On Saturday, December 05, 2015 09:40:42 AM Viresh Kumar wrote:
On 05-12-15, 03:14, Rafael J. Wysocki wrote:
Well, almost, but not quite yet, because now the question is what prevents gov_cancel_work() from racing with dbs_work_handler().
If you can guarantee that they'll never run in parallel with each other,
They can run in parallel and that's how we fix it now:
- raising skip_work to 2 makes sure that no new timer-handler can queue a new work.
What about if that happens in parallel with the decrementation in dbs_work_handler()?
Is there anything preventing that from happening?
- After raising the value of skip_work to 2, we do cancel_work_sync(). Which will make sure that the work-handler has finished after cancel_work_sync() has returned.
- At this point of time we are sure that the works and their handlers are completely killed.
- All that is left is to kill all timer-handler (which might have gotten queued from the work handler, before it finished).
- And we do that with gov_cancel_timers().
- And then we are in safe state, where we are guaranteed that there are no leftovers.
Yes, that part will work.
you probably don't need the whole counter dance. Otherwise, dbs_work_handler() should decrement the counter under the spinlock after all I suppose.
Its not required because we don't have any race around that decrement operation.
As I said, if you can guarantee that the decrementation of the counter in dbs_work_handler() cannot happen at the same time as the incrementation of it in gov_cancel_work(), all is fine, but can you actually guarantee that?
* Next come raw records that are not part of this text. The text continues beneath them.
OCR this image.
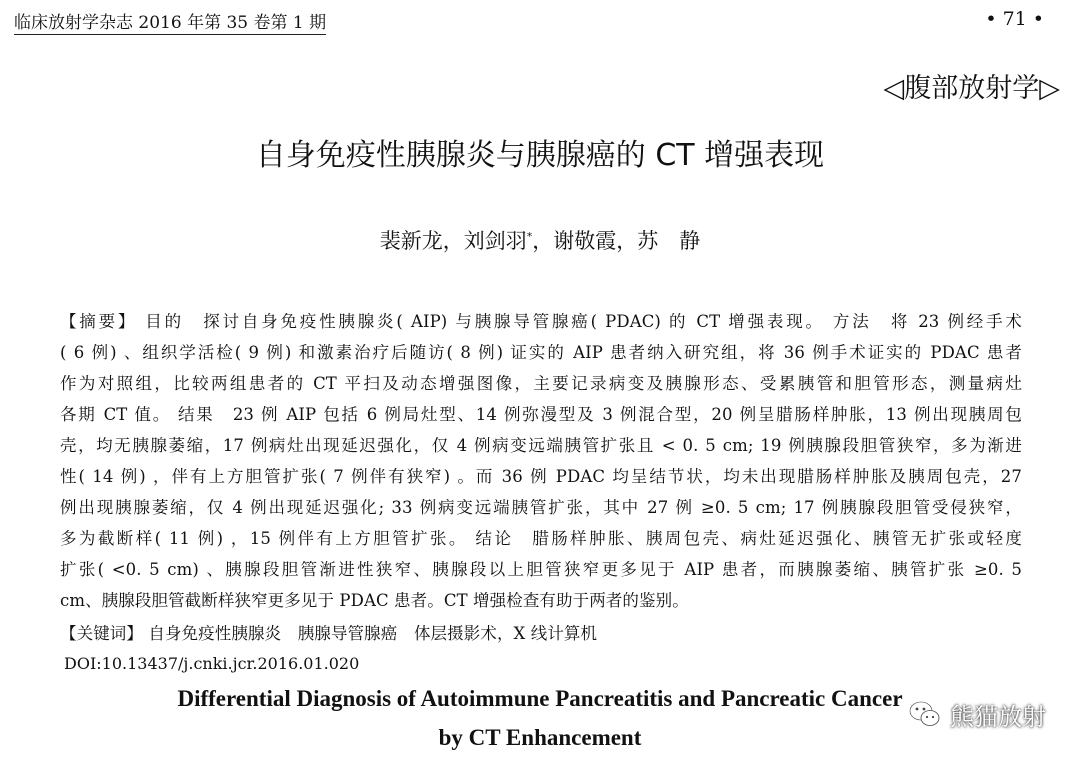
临床放射学杂志 2016 年第 35 卷第 1 期	• 71 •
◁腹部放射学▷
自身免疫性胰腺炎与胰腺癌的 CT 增强表现
裴新龙，刘剑羽*，谢敬霞，苏　静
【摘要】 目的　探讨自身免疫性胰腺炎( AIP) 与胰腺导管腺癌( PDAC) 的 CT 增强表现。 方法　将 23 例经手术
( 6 例) 、组织学活检( 9 例) 和激素治疗后随访( 8 例) 证实的 AIP 患者纳入研究组，将 36 例手术证实的 PDAC 患者
作为对照组，比较两组患者的 CT 平扫及动态增强图像，主要记录病变及胰腺形态、受累胰管和胆管形态，测量病灶
各期 CT 值。 结果　23 例 AIP 包括 6 例局灶型、14 例弥漫型及 3 例混合型，20 例呈腊肠样肿胀，13 例出现胰周包
壳，均无胰腺萎缩，17 例病灶出现延迟强化，仅 4 例病变远端胰管扩张且 < 0. 5 cm; 19 例胰腺段胆管狭窄，多为渐进
性( 14 例) ，伴有上方胆管扩张( 7 例伴有狭窄) 。而 36 例 PDAC 均呈结节状，均未出现腊肠样肿胀及胰周包壳，27
例出现胰腺萎缩，仅 4 例出现延迟强化; 33 例病变远端胰管扩张，其中 27 例 ≥0. 5 cm; 17 例胰腺段胆管受侵狭窄，
多为截断样( 11 例) ，15 例伴有上方胆管扩张。 结论　腊肠样肿胀、胰周包壳、病灶延迟强化、胰管无扩张或轻度
扩张( <0. 5 cm) 、胰腺段胆管渐进性狭窄、胰腺段以上胆管狭窄更多见于 AIP 患者，而胰腺萎缩、胰管扩张 ≥0. 5
cm、胰腺段胆管截断样狭窄更多见于 PDAC 患者。CT 增强检查有助于两者的鉴别。
【关键词】 自身免疫性胰腺炎　胰腺导管腺癌　体层摄影术，X 线计算机
DOI:10.13437/j.cnki.jcr.2016.01.020
Differential Diagnosis of Autoimmune Pancreatitis and Pancreatic Cancer
by CT Enhancement
熊猫放射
That aside, I think you could avoid using the spinlock altogether if the counter was atomic (and which would make the above irrelevant too).
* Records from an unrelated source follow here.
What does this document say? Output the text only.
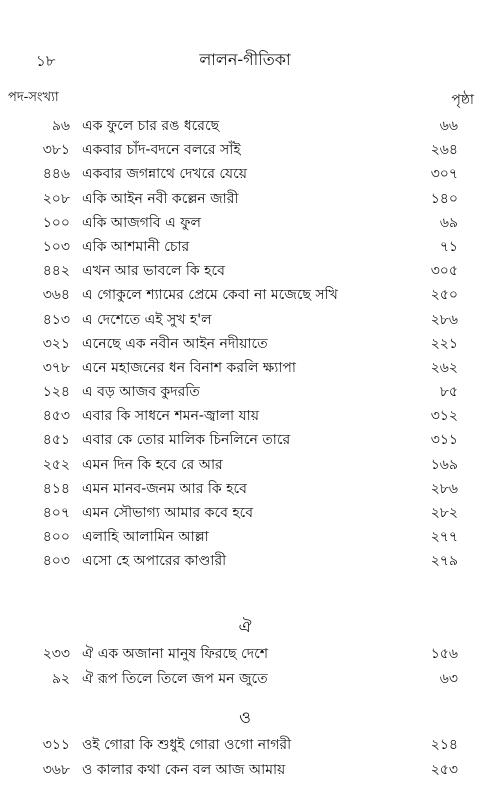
১৮	লালন-গীতিকা
পদ-সংখ্যা	পৃষ্ঠা
৯৬ এক ফুলে চার রঙ ধরেছে	৬৬
৩৮১ একবার চাঁদ-বদনে বলরে সাঁই	২৬৪
৪৪৬ একবার জগন্নাথে দেখরে যেয়ে	৩০৭
২০৮ একি আইন নবী কল্লেন জারী	১৪০
১০০ একি আজগবি এ ফুল	৬৯
১০৩ একি আশমানী চোর	৭১
৪৪২ এখন আর ভাবলে কি হবে	৩০৫
৩৬৪ এ গোকুলে শ্যামের প্রেমে কেবা না মজেছে সখি	২৫০
৪১৩ এ দেশেতে এই সুখ হ'ল	২৮৬
৩২১ এনেছে এক নবীন আইন নদীয়াতে	২২১
৩৭৮ এনে মহাজনের ধন বিনাশ করলি ক্ষ্যাপা	২৬২
১২৪ এ বড় আজব কুদরতি	৮৫
৪৫৩ এবার কি সাধনে শমন-জ্বালা যায়	৩১২
৪৫১ এবার কে তোর মালিক চিনলিনে তারে	৩১১
২৫২ এমন দিন কি হবে রে আর	১৬৯
৪১৪ এমন মানব-জনম আর কি হবে	২৮৬
৪০৭ এমন সৌভাগ্য আমার কবে হবে	২৮২
৪০০ এলাহি আলামিন আল্লা	২৭৭
৪০৩ এসো হে অপারের কাণ্ডারী	২৭৯
ঐ
২৩৩ ঐ এক অজানা মানুষ ফিরছে দেশে	১৫৬
৯২ ঐ রূপ তিলে তিলে জপ মন জুতে	৬৩
ও
৩১১ ওই গোরা কি শুধুই গোরা ওগো নাগরী	২১৪
৩৬৮ ও কালার কথা কেন বল আজ আমায়	২৫৩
Say, skip_work is atomic the the relevant code in dbs_timer_handler() is written as
atomic_inc(&shared->skip_work); smp_mb__after_atomic(); if (atomic_read(&shared->skip_work) > 1) atomic_dec(&shared->skip_work); else queue_work(system_wq, &shared->work);
and the remaining incrementation and decrementation of skip_work are replaced with the corresponding atomic operations, it still should work, no?
Thanks, Rafael